Les maisons saintes mènent des soins de haute complexité dans SU

La date du 15 août est prévue par la Journée nationale des maisons saintes, une date qui reconnaît et apprécie le rôle de ces hôpitaux dans les soins de santé de la population. À São Paulo, les institutions philanthropiques sont fermement dans cette mission, même face à tant de défis. Aujourd'hui, ils ajoutent jusqu'à 407 hôpitaux en fonctionnement, un nombre qui dépasse celui des unités publiques (319) et privé (373) dans l'État, selon l'enquête de Numb3RS Analytics.

La présence de maisons saintes se reflète également dans le nombre de lits face à SUS: il y en a plus de 133 000, tandis que le réseau privé offre un peu plus de 25 000. Et en ce qui concerne les soins à forte complexité, les chiffres impressionnent: ce n'est qu'en 2024, plus de 142 000 soins contre le cancer et près de 80 000 soins cardiovasculaires ont été effectués dans des hôpitaux philanthropiques.

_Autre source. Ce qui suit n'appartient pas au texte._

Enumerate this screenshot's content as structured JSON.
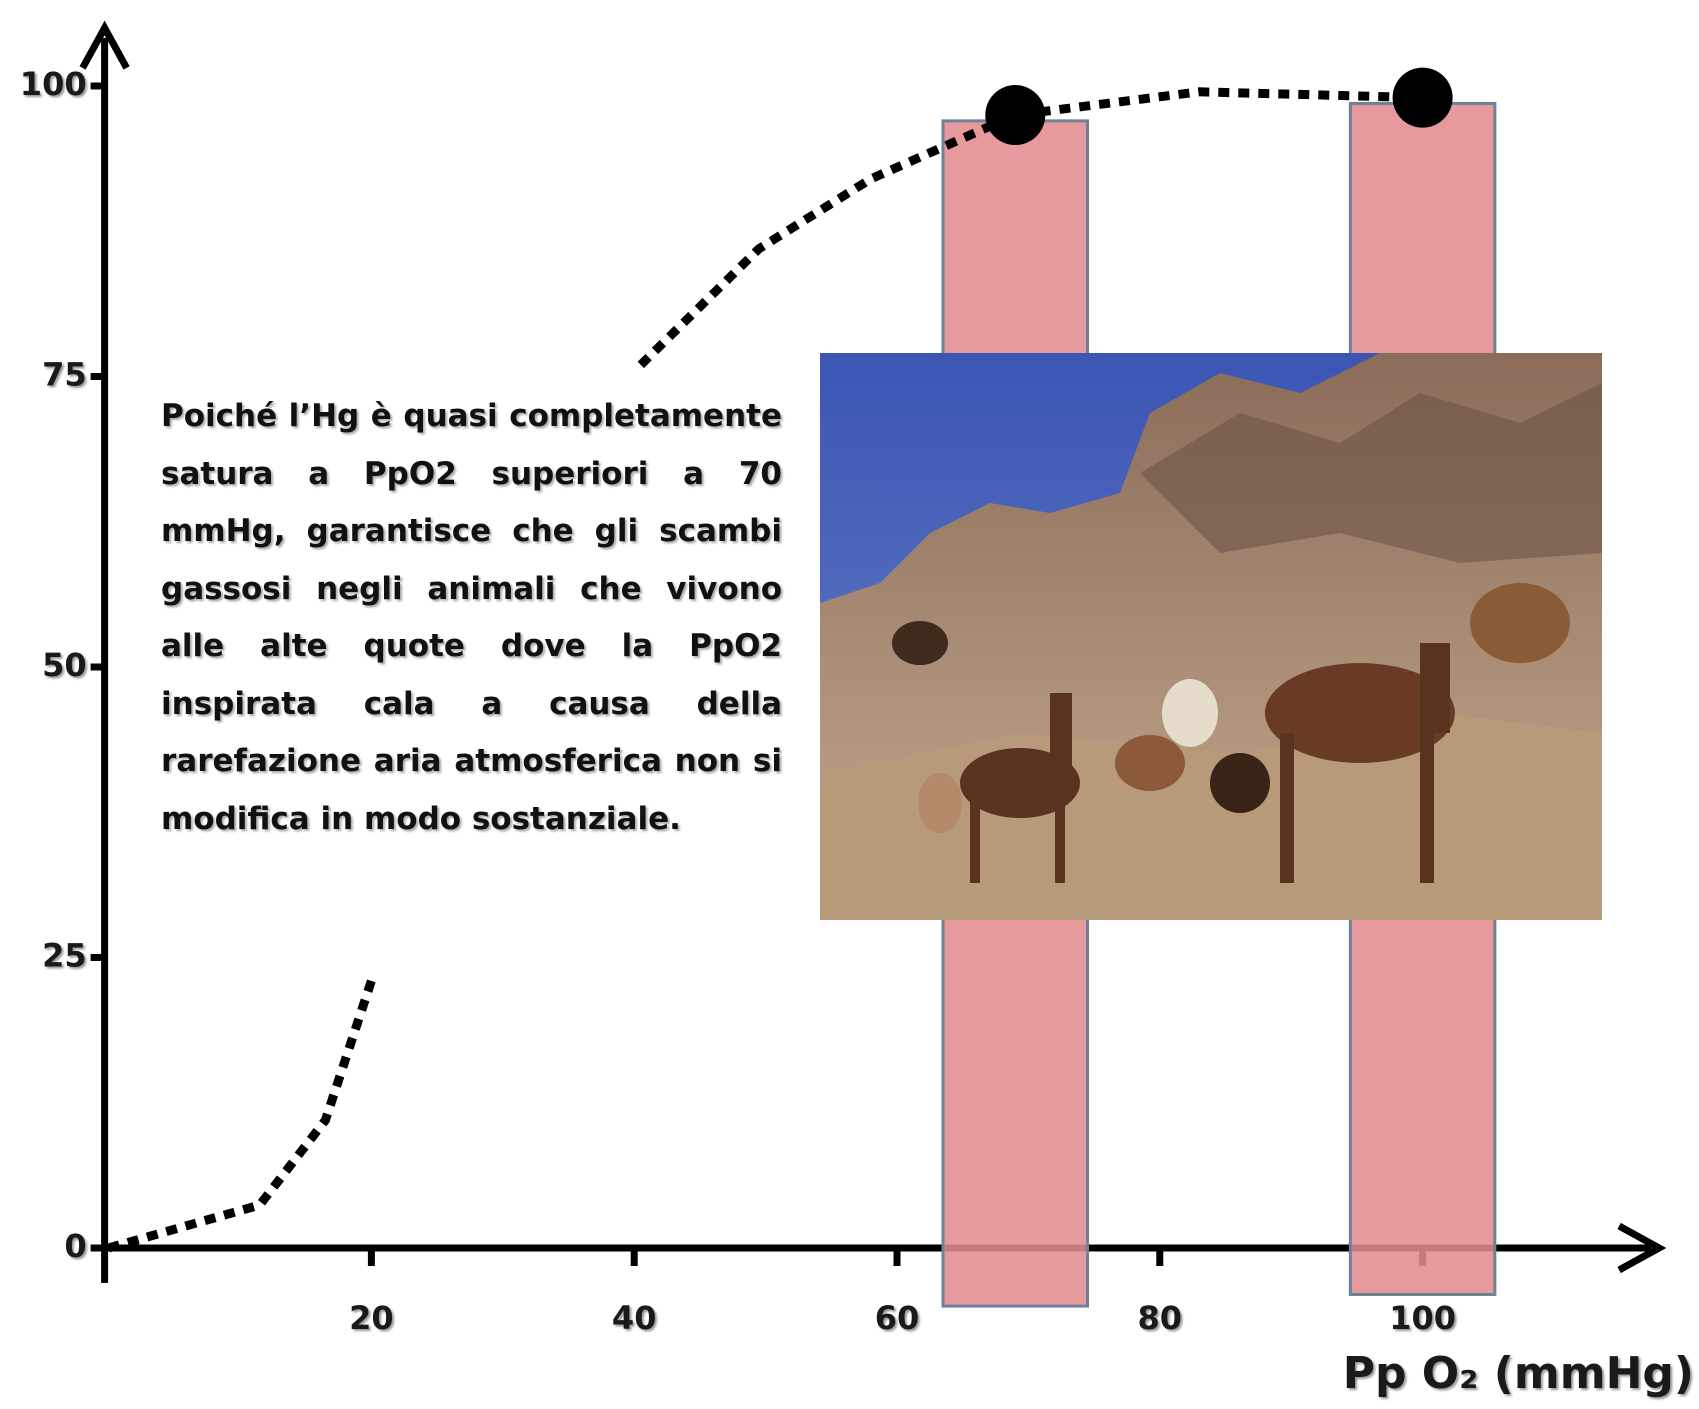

De plus, ces hôpitaux sont, dans 142 municipalités de São Paulo, le seul équipement de service disponible pour la population, renforçant davantage leur rôle fondamental dans l'accès à la santé.

Même avec des nombres aussi expressifs et un rôle aussi important dans SU, les maisons saintes sont confrontées à un scénario difficile. Le plus grand obstacle aujourd'hui est financier, explique le président de la Fédération des maisons saintes et des hôpitaux caritatifs de l'État de São Paulo – Fehhosp), Edson Rogatti. Beaucoup de ces institutions traitent des difficultés pour que le service fonctionne comme il se doit, principalement en raison de la sous-infinance de la santé publique.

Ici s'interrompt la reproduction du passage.